Un nuovo autore contemporaneo che nei suoi primi due film si è interrogato molto sul rapporto tra reale e immaginario è Jordan Peele. In modo diverso, chiaramente, rispetto alle opere citate sino ad ora, però è evidente come Get Out (2017) e Noi (2019) siano anch’essi due tentativi di sovvertire e di decostruire a modo loro il loro genere di appartenenza. Non è un caso che lo stesso Peele descriva il suo primo film, in Get Out: The Complete Annotated Screenplay, come uno «Scream for black people». In un lucido racconto allegorico, Jordan Peele risemantizza attraverso la finzione l’orrore reale percepito da una parte della popolazione americana. L’horror di Get Out non scaturisce dal film, bensì dalla realtà stessa. Non sono più le immagini su schermo a farci paura, ma ciò che rappresentano nella nostra quotidianità. Get Out, come Scream, annulla la paura, ma non perché non è presente, bensì perché è già radicata nel tessuto sociale del contemporaneo. Non possiamo più spaventarci perché abbiamo già paura. In Noi il discorso viene portato avanti ulteriormente attraverso il concetto del doppelgänger, costruendo tutta l’impalcatura narrativa del film sull’ambiguità tra ciò che è visibile e ciò che è invece nascosto, sepolto nel sottosuolo ma ben consapevole della necessità di un intervento che possa destabilizzare e sconvolgere i valori e le certezze di chi crede di essere al sicuro in virtù della sua posizione privilegiata nel mondo, ribadendo quella frammentarietà sociale, economica e anche politica che il cinema postmoderno spesso si trova a tematizzare.

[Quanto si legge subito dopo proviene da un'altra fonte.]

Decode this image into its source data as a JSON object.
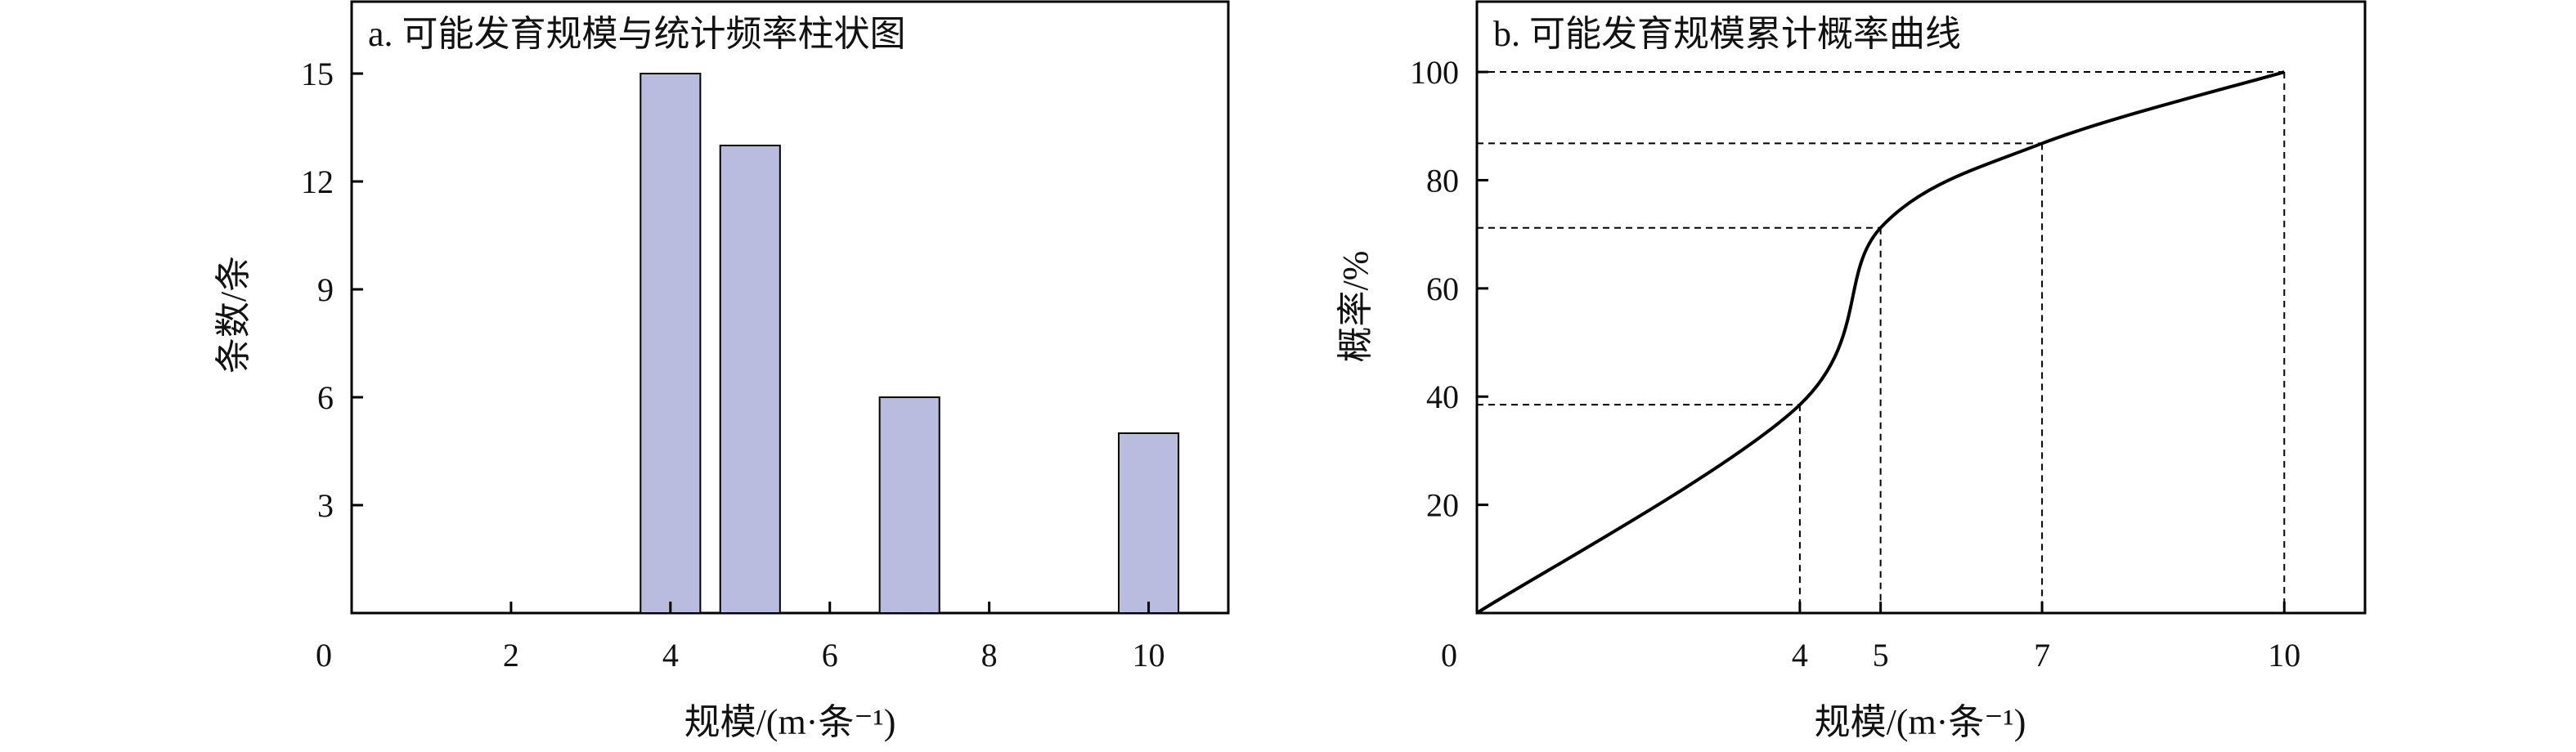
{
  "chart_data": [
    {
      "type": "bar",
      "title": "a. 可能发育规模与统计频率柱状图",
      "xlabel": "规模/(m·条⁻¹)",
      "ylabel": "条数/条",
      "xlim": [
        0,
        11
      ],
      "ylim": [
        0,
        17
      ],
      "x_ticks": [
        0,
        2,
        4,
        6,
        8,
        10
      ],
      "y_ticks": [
        3,
        6,
        9,
        12,
        15
      ],
      "y_origin_label": "0",
      "bar_width": 0.75,
      "x": [
        4,
        5,
        7,
        10
      ],
      "values": [
        15,
        13,
        6,
        5
      ],
      "bar_color": "#b9bcdf",
      "grid": false
    },
    {
      "type": "line",
      "title": "b. 可能发育规模累计概率曲线",
      "xlabel": "规模/(m·条⁻¹)",
      "ylabel": "概率/%",
      "xlim": [
        0,
        11
      ],
      "ylim": [
        0,
        113
      ],
      "x_ticks": [
        4,
        5,
        7,
        10
      ],
      "x_tick_labels": [
        "4",
        "5",
        "7",
        "10"
      ],
      "x_origin_label": "0",
      "y_ticks": [
        20,
        40,
        60,
        80,
        100
      ],
      "x_positions": [
        0,
        4,
        5,
        7,
        10
      ],
      "values": [
        0,
        38.5,
        71.2,
        86.8,
        100
      ],
      "curve_color": "#000000",
      "reference_points": [
        {
          "x": 4,
          "y": 38.5
        },
        {
          "x": 5,
          "y": 71.2
        },
        {
          "x": 7,
          "y": 86.8
        },
        {
          "x": 10,
          "y": 100
        }
      ],
      "grid": false
    }
  ]
}
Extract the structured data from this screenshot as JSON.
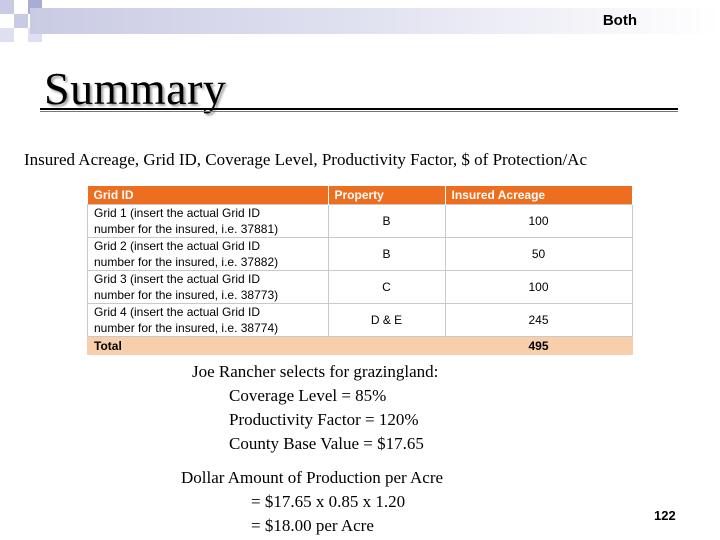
{
  "header": {
    "tag": "Both"
  },
  "title": "Summary",
  "subtitle": "Insured Acreage, Grid ID, Coverage Level, Productivity Factor, $ of Protection/Ac",
  "table": {
    "headers": [
      "Grid ID",
      "Property",
      "Insured Acreage"
    ],
    "rows": [
      {
        "grid_line1": "Grid 1 (insert the actual Grid ID",
        "grid_line2": "number for the insured, i.e. 37881)",
        "property": "B",
        "acreage": "100"
      },
      {
        "grid_line1": "Grid 2 (insert the actual Grid ID",
        "grid_line2": "number for the insured, i.e. 37882)",
        "property": "B",
        "acreage": "50"
      },
      {
        "grid_line1": "Grid 3 (insert the actual Grid ID",
        "grid_line2": "number for the insured, i.e. 38773)",
        "property": "C",
        "acreage": "100"
      },
      {
        "grid_line1": "Grid 4 (insert the actual Grid ID",
        "grid_line2": "number for the insured, i.e. 38774)",
        "property": "D & E",
        "acreage": "245"
      }
    ],
    "total": {
      "label": "Total",
      "acreage": "495"
    }
  },
  "rancher": {
    "intro": "Joe Rancher selects for grazingland:",
    "coverage": "Coverage Level = 85%",
    "productivity": "Productivity Factor = 120%",
    "base_value": "County Base Value = $17.65"
  },
  "calculation": {
    "heading": "Dollar Amount of Production per Acre",
    "line1": "=  $17.65 x 0.85 x 1.20",
    "line2": "= $18.00 per Acre"
  },
  "page_number": "122",
  "colors": {
    "table_header": "#ee6e1f",
    "total_row": "#f7cfaa",
    "top_bar": "#c9cbe4"
  }
}
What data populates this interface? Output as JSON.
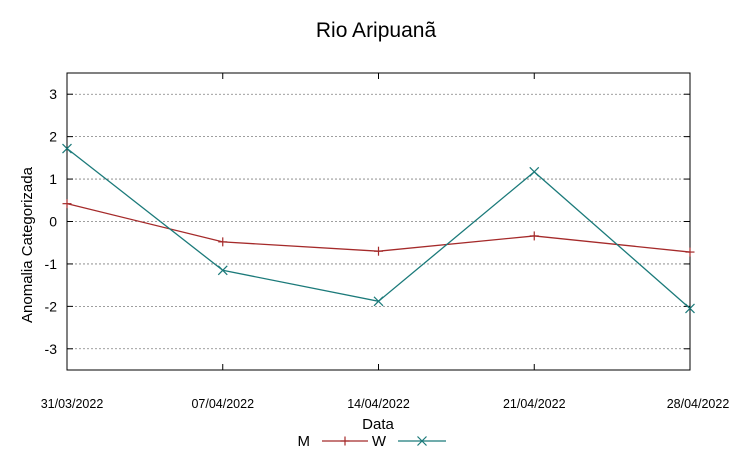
{
  "chart_data": {
    "type": "line",
    "title": "Rio Aripuanã",
    "xlabel": "Data",
    "ylabel": "Anomalia Categorizada",
    "categories": [
      "31/03/2022",
      "07/04/2022",
      "14/04/2022",
      "21/04/2022",
      "28/04/2022"
    ],
    "yticks": [
      "3",
      "2",
      "1",
      "0",
      "-1",
      "-2",
      "-3"
    ],
    "ylim": [
      -3.5,
      3.5
    ],
    "grid": true,
    "legend_position": "bottom-center",
    "series": [
      {
        "name": "M",
        "color": "#a52a2a",
        "marker": "plus",
        "values": [
          0.42,
          -0.48,
          -0.7,
          -0.34,
          -0.72
        ]
      },
      {
        "name": "W",
        "color": "#1b7a7a",
        "marker": "x",
        "values": [
          1.72,
          -1.15,
          -1.88,
          1.17,
          -2.05
        ]
      }
    ]
  }
}
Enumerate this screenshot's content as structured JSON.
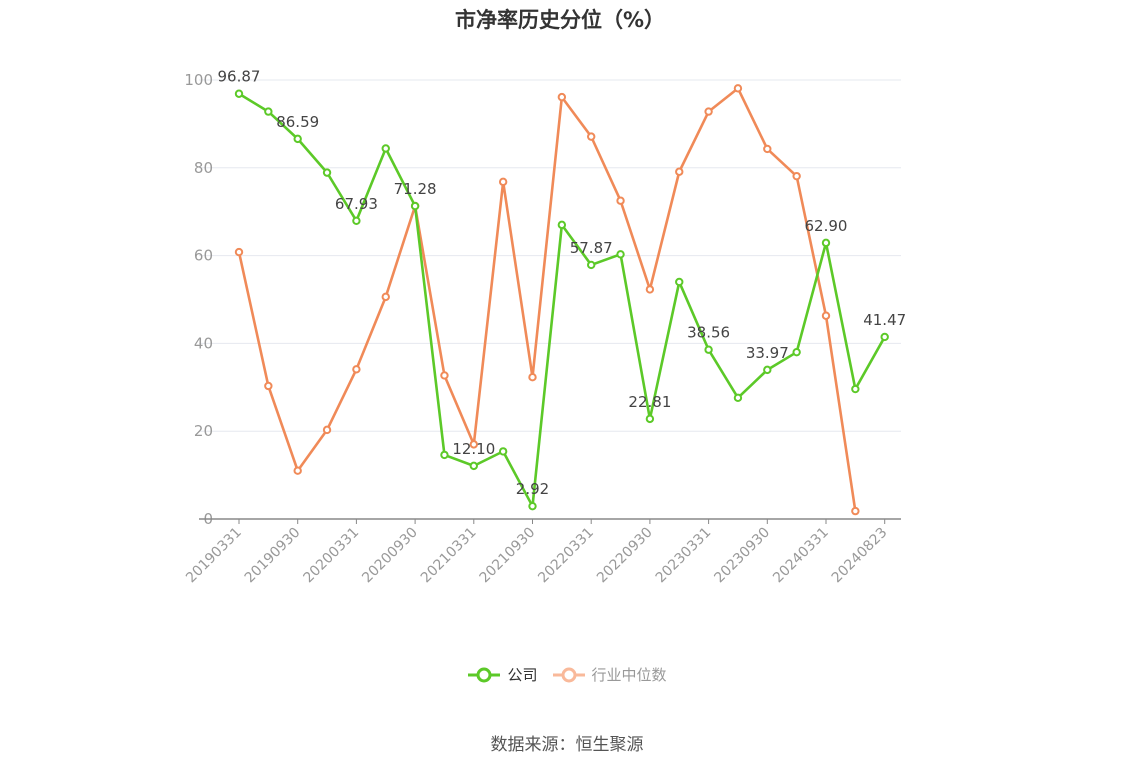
{
  "chart_data": {
    "type": "line",
    "title": "市净率历史分位（%）",
    "xlabel": "",
    "ylabel": "",
    "ylim": [
      0,
      100
    ],
    "yticks": [
      0,
      20,
      40,
      60,
      80,
      100
    ],
    "x": [
      "20190331",
      "20190630",
      "20190930",
      "20191231",
      "20200331",
      "20200630",
      "20200930",
      "20201231",
      "20210331",
      "20210630",
      "20210930",
      "20211231",
      "20220331",
      "20220630",
      "20220930",
      "20221231",
      "20230331",
      "20230630",
      "20230930",
      "20231231",
      "20240331",
      "20240630",
      "20240823"
    ],
    "xtick_labels": [
      "20190331",
      "20190930",
      "20200331",
      "20200930",
      "20210331",
      "20210930",
      "20220331",
      "20220930",
      "20230331",
      "20230930",
      "20240331",
      "20240823"
    ],
    "grid": true,
    "legend_position": "bottom",
    "series": [
      {
        "name": "公司",
        "color": "#5cc928",
        "values": [
          96.87,
          92.8,
          86.59,
          78.9,
          67.93,
          84.4,
          71.28,
          14.6,
          12.1,
          15.4,
          2.92,
          67.0,
          57.87,
          60.3,
          22.81,
          54.0,
          38.56,
          27.6,
          33.97,
          38.0,
          62.9,
          29.6,
          41.47
        ],
        "labels": [
          "96.87",
          null,
          "86.59",
          null,
          "67.93",
          null,
          "71.28",
          null,
          "12.10",
          null,
          "2.92",
          null,
          "57.87",
          null,
          "22.81",
          null,
          "38.56",
          null,
          "33.97",
          null,
          "62.90",
          null,
          "41.47"
        ]
      },
      {
        "name": "行业中位数",
        "color": "#f08a58",
        "values": [
          60.8,
          30.3,
          11.0,
          20.3,
          34.1,
          50.6,
          71.3,
          32.7,
          17.0,
          76.8,
          32.3,
          96.1,
          87.1,
          72.5,
          52.3,
          79.1,
          92.8,
          98.1,
          84.3,
          78.1,
          46.3,
          1.8,
          null
        ]
      }
    ]
  },
  "legend": {
    "items": [
      {
        "label": "公司",
        "color": "#5cc928"
      },
      {
        "label": "行业中位数",
        "color": "#f9b99a"
      }
    ]
  },
  "source_note": "数据来源：恒生聚源"
}
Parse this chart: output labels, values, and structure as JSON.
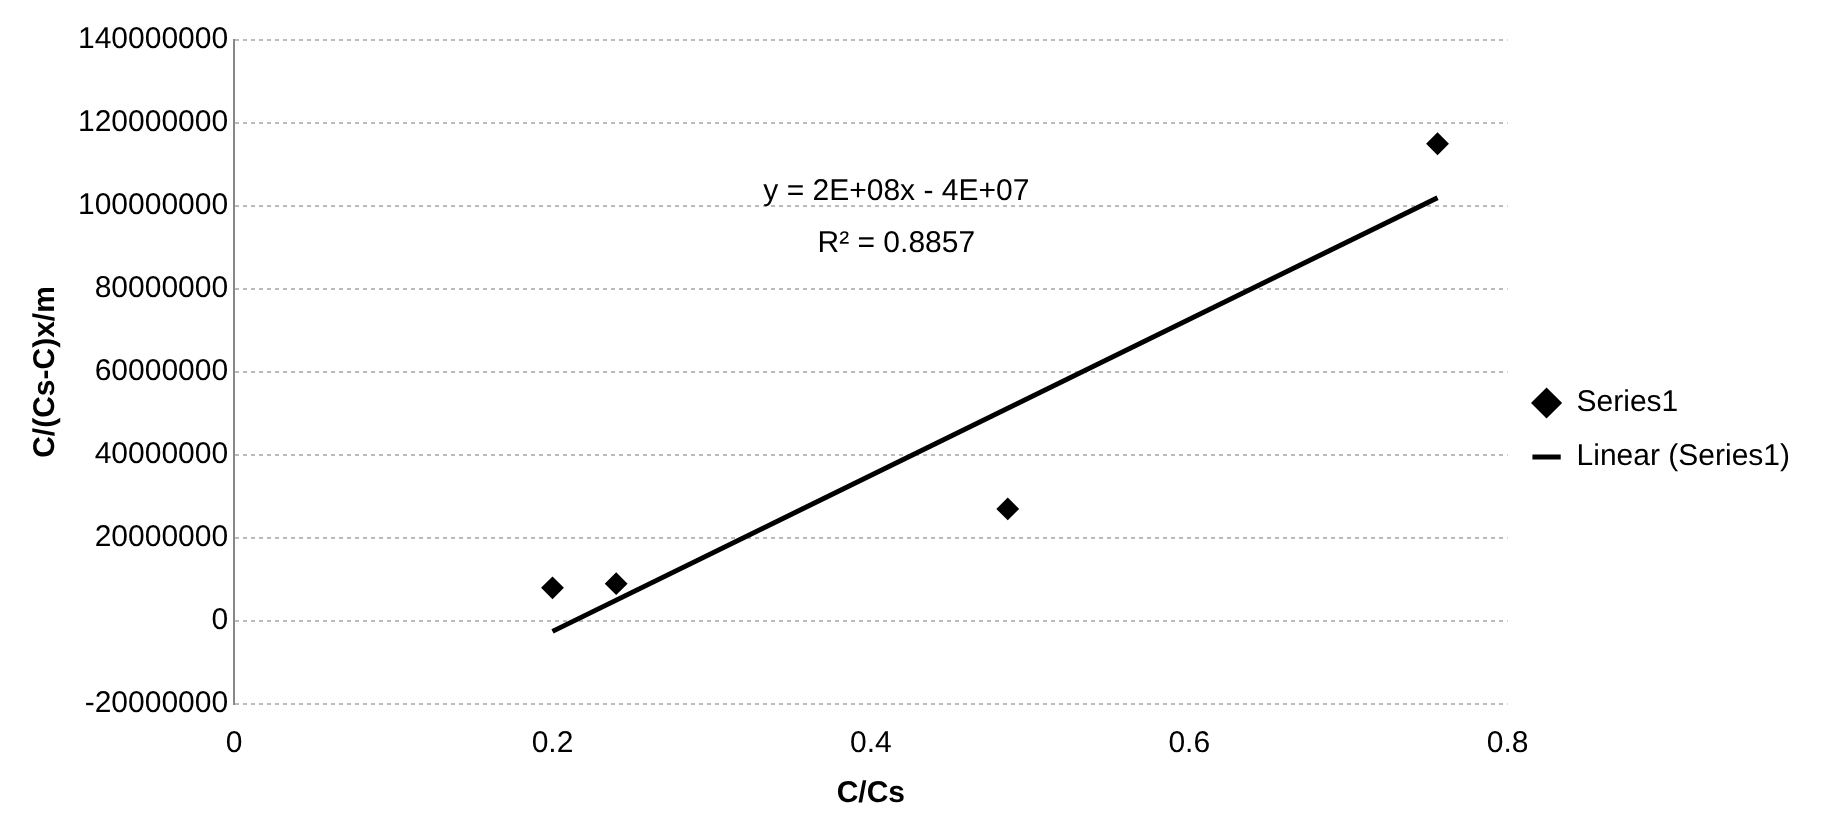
{
  "chart_data": {
    "type": "scatter",
    "xlabel": "C/Cs",
    "ylabel": "C/(Cs-C)x/m",
    "series": [
      {
        "name": "Series1",
        "color": "#000000",
        "x": [
          0.2,
          0.24,
          0.486,
          0.756
        ],
        "values": [
          8000000,
          9000000,
          27000000,
          115000000
        ],
        "marker": "diamond"
      },
      {
        "name": "Linear (Series1)",
        "type": "line",
        "color": "#000000",
        "x": [
          0.2,
          0.756
        ],
        "values": [
          -2500000,
          102000000
        ],
        "marker": "none",
        "line_style": "solid"
      }
    ],
    "xlim": [
      0,
      0.8
    ],
    "xticks": [
      0,
      0.2,
      0.4,
      0.6,
      0.8
    ],
    "ylim": [
      -20000000,
      140000000
    ],
    "yticks": [
      -20000000,
      0,
      20000000,
      40000000,
      60000000,
      80000000,
      100000000,
      120000000,
      140000000
    ],
    "grid": "y",
    "legend": "right",
    "annotations": [
      "y = 2E+08x - 4E+07",
      "R² = 0.8857"
    ]
  }
}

Su binari simili si muove anche Jennifer Kent con il suo The Babadook (2014), un tentativo di ripensare il rapporto tra una madre e il figlio attraverso percorsi narrativi che infrangono le barriere del cinema horror classico, riposizionando il ruolo della donna all’interno dei confini del genere. Cinema di allegorie è anche quello di Ari Aster e di Robert Eggers, nuovi maestri dell’horror contemporaneo, due figure che si allontano dalle peculiarità maggiormente caratterizzanti il cinema postmoderno pur conservandone un’eco nella forma del rimando e del puro citazionismo. Hereditary (2018) e Midsommar (2019), di fatto, si propongono come delle rielaborazioni estremamente originali, rispettivamente, di Rosemary’s Baby (1968, Roman Polański) e di The Wicker Man (1973, Robin Hardy), mentre in The Witch (2015) e in The Lighthouse (2019) troviamo un dialogo serrato con i miti e il folklore dal New England seicentesco nel primo, con la mitologia greca, Coleridge e Melville nel secondo. Rivisitazione, rilettura, reinterpretazione: uno sguardo teso verso il passato che rifugge da qualsiasi forma di nostalgia per dedicarsi alla produzione del nuovo e per proiettarsi verso territori cinematografici imprevedibili e inesplorati.